Saturday, November 10, 2007

Stuff to Check Out

***Naomi Klein, whose book The Shock Doctrine: The Rise of Disaster Capitalism offers incisive observations on the use of torture as “a silent partner in the global free-market crusade,” has an essay online at the Nation discussing the exciting shift in the political landscape of Latin America. As she notes, it takes a generation to recover from “shock” tactics (something we in the US need to bear in mind). Most exciting and promising is her description of how Latin American leftists have been building defenses against “the shocks that worked in the pastthe coups, the foreign shock therapists, the US-trained torturers, as well as the debt shocks and currency collapses. Latin America’s mass movements, which have powered the wave of election victories for left-wing candidates, are learning how to build shock absorbers into their organizing models.” Among the interesting examples she offers: “In Argentina, it is clearest in the movement of ‘recovered companies,’ 200 bankrupt businesses that have been resuscitated by their workers, who have turned them into democratically run cooperatives. For the cooperatives, there is no fear of facing an economic shock of investors leaving, because the investors have already left.”
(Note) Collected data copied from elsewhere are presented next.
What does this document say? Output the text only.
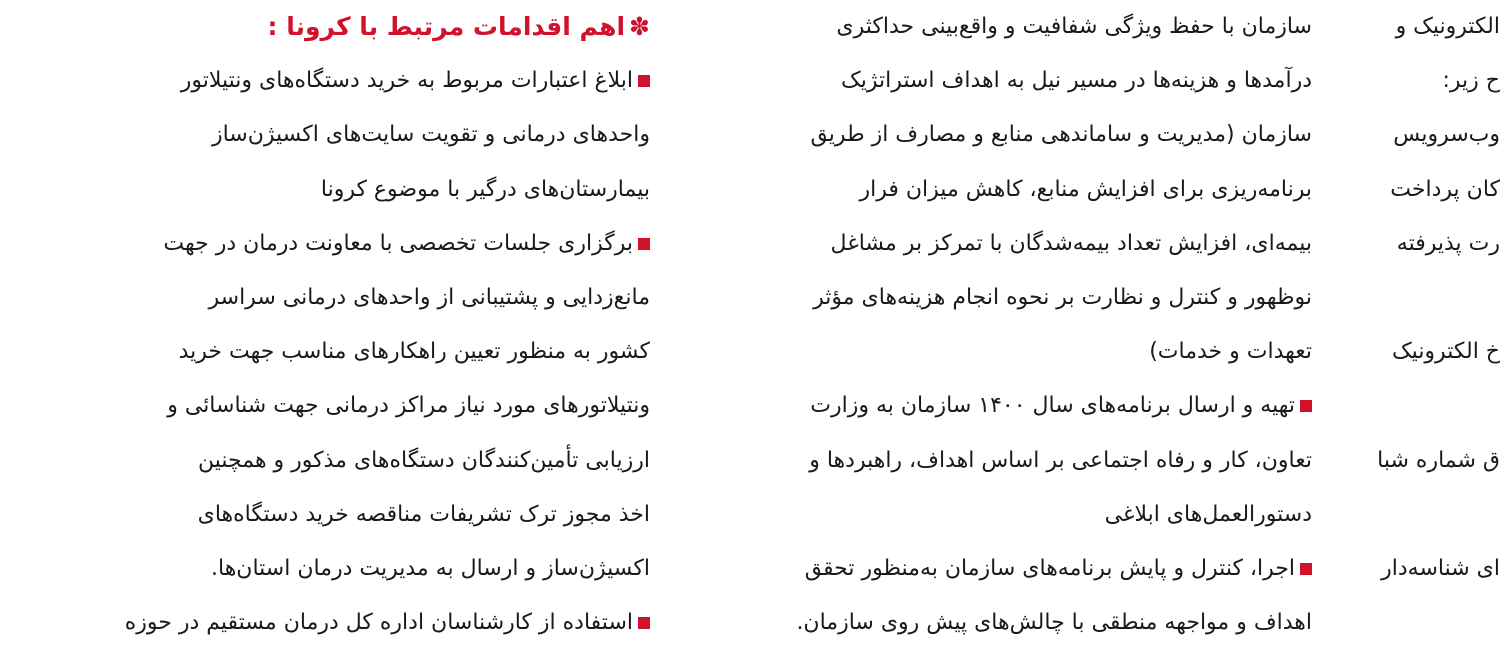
الکترونیک و
ح زیر:
وب‌سرویس
کان پرداخت
رت پذیرفته
خ الکترونیک
ق شماره شبا
ای شناسه‌دار
سازمان با حفظ ویژگی شفافیت و واقع‌بینی حداکثری
درآمدها و هزینه‌ها در مسیر نیل به اهداف استراتژیک
سازمان (مدیریت و ساماندهی منابع و مصارف از طریق
برنامه‌ریزی برای افزایش منابع، کاهش میزان فرار
بیمه‌ای، افزایش تعداد بیمه‌شدگان با تمرکز بر مشاغل
نوظهور و کنترل و نظارت بر نحوه انجام هزینه‌های مؤثر
تعهدات و خدمات)
تهیه و ارسال برنامه‌های سال ۱۴۰۰ سازمان به وزارت
تعاون، کار و رفاه اجتماعی بر اساس اهداف، راهبردها و
دستورالعمل‌های ابلاغی
اجرا، کنترل و پایش برنامه‌های سازمان به‌منظور تحقق
اهداف و مواجهه منطقی با چالش‌های پیش روی سازمان.
✽اهم اقدامات مرتبط با کرونا :
ابلاغ اعتبارات مربوط به خرید دستگاه‌های ونتیلاتور
واحدهای درمانی و تقویت سایت‌های اکسیژن‌ساز
بیمارستان‌های درگیر با موضوع کرونا
برگزاری جلسات تخصصی با معاونت درمان در جهت
مانع‌زدایی و پشتیبانی از واحدهای درمانی سراسر
کشور به منظور تعیین راهکارهای مناسب جهت خرید
ونتیلاتورهای مورد نیاز مراکز درمانی جهت شناسائی و
ارزیابی تأمین‌کنندگان دستگاه‌های مذکور و همچنین
اخذ مجوز ترک تشریفات مناقصه خرید دستگاه‌های
اکسیژن‌ساز و ارسال به مدیریت درمان استان‌ها.
استفاده از کارشناسان اداره کل درمان مستقیم در حوزه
So I wonder what will happen when a year or so from now “the lease on the largest and most important US military base in Latin America will run out. The base is in Manta, Ecuador, and Rafael Correa, the country’s leftist president, has pronounced that he will renew the lease ‘on one condition: that they let us put a base in Miami–an Ecuadorean base. If there is no problem having foreign soldiers on a country’s soil, surely they’ll let us have an Ecuadorean base in the United States.’” The whole point of being an empire, of course, is being able to dispense with reciprocity…

***Locus Online reports that Cat Rambo and Jeff VanderMeer have a joint collection, The Surgeon’s Tale and Other Stories out from.Two Free Lancer Press.

***In the new issue of The Lambda Book Report, Judith Redding reviews Kelley Eskridge’s Dangerous Space and concludes:”Eskridge is different: her writing has teeth. First they flash a bright smile at you, but later they bite, and they chomp down hard.”

***Racheline Maltese has posted a thoughtful review of Sue Lange’s We, Robots. She characterizes it as “a slim volume that manages to be both a hilarious critique of hyper-consumerist and protect-the-children-from-all-dangers-real-or-perceived-at-all-costs-always culture and a pointed meditation on the uses of pain, physical and emotional, in the formation of character, personality and ambition.” She notes that “the story, narrated by Avey is a staccato prose of robot precision and strange digressions that often gives the book the feel of a Google search run amok. This is funny and delightful and gives the book a strange mechanical rhythm that makes is both a quick read and the perfect backdrop for some truly surprising ways of thinking about our world.” And she concludes “Lange gives us a quiet and sad look at the world of institutionalized timidity we are heading towards with or without robots, intertwined with a hilarious send-up of just how we’re getting there.”